< Psalmen 1 >

1 Welgelukzalig is de man, die niet wandelt in den raad der goddelozen, noch staat op den weg der zondaren, noch zit in het gestoelte der spotters;
O the blessedness of that one, Who has not walked in the counsel of the wicked, And has not stood in the way of sinners, And has not sat in the seat of scorners;
2 Maar zijn lust is in des HEEREN wet, en hij overdenkt Zijn wet dag en nacht.
But his delight [is] in the Law of YHWH, And in His law he meditates by day and by night:
3 Want hij zal zijn als een boom, geplant aan waterbeken, die zijn vrucht geeft op zijn tijd, en welks blad niet afvalt; en al wat hij doet, zal wel gelukken.
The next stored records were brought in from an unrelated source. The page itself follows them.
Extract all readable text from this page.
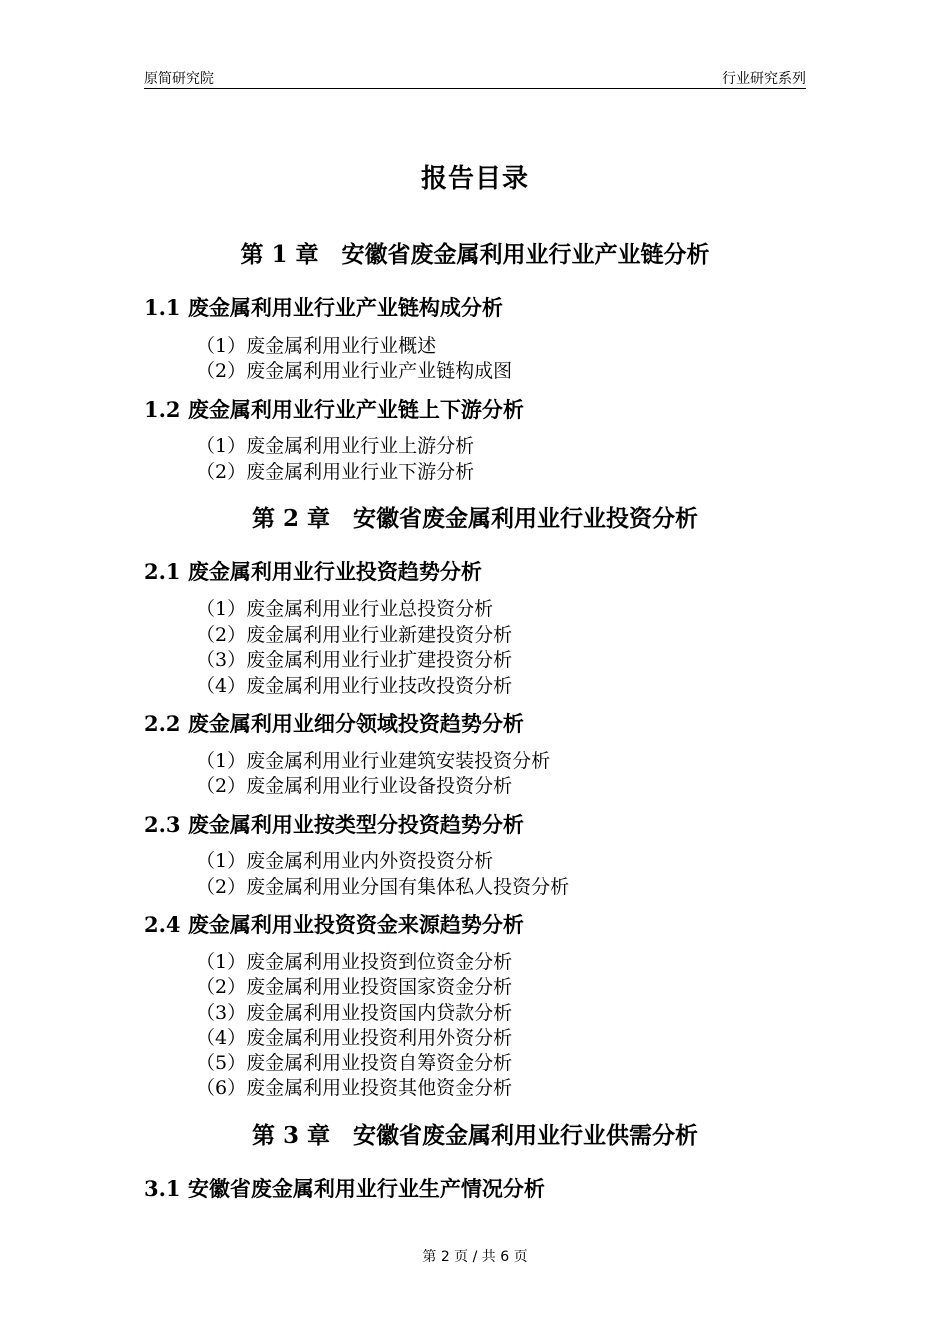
原简研究院	行业研究系列
报告目录
第 1 章　安徽省废金属利用业行业产业链分析
1.1 废金属利用业行业产业链构成分析
（1）废金属利用业行业概述
（2）废金属利用业行业产业链构成图
1.2 废金属利用业行业产业链上下游分析
（1）废金属利用业行业上游分析
（2）废金属利用业行业下游分析
第 2 章　安徽省废金属利用业行业投资分析
2.1 废金属利用业行业投资趋势分析
（1）废金属利用业行业总投资分析
（2）废金属利用业行业新建投资分析
（3）废金属利用业行业扩建投资分析
（4）废金属利用业行业技改投资分析
2.2 废金属利用业细分领域投资趋势分析
（1）废金属利用业行业建筑安装投资分析
（2）废金属利用业行业设备投资分析
2.3 废金属利用业按类型分投资趋势分析
（1）废金属利用业内外资投资分析
（2）废金属利用业分国有集体私人投资分析
2.4 废金属利用业投资资金来源趋势分析
（1）废金属利用业投资到位资金分析
（2）废金属利用业投资国家资金分析
（3）废金属利用业投资国内贷款分析
（4）废金属利用业投资利用外资分析
（5）废金属利用业投资自筹资金分析
（6）废金属利用业投资其他资金分析
第 3 章　安徽省废金属利用业行业供需分析
3.1 安徽省废金属利用业行业生产情况分析
第 2 页 / 共 6 页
And he has been as a tree, Planted by streams of water, That gives its fruit in its season, And its leaf does not wither, And all that he does he causes to prosper.
4 Alzo zijn de goddelozen niet, maar als het kaf, dat de wind henendrijft.
Not so the wicked: But [they are] as chaff that wind drives away!
5 Daarom zullen de goddelozen niet bestaan in het gericht, noch de zondaars in de vergadering der rechtvaardigen.
Therefore the wicked do not rise in judgment, Nor sinners in the congregation of the righteous,
6 Want de HEERE kent den weg der rechtvaardigen; maar de weg der goddelozen zal vergaan.
For YHWH is knowing the way of the righteous, And the way of the wicked is lost!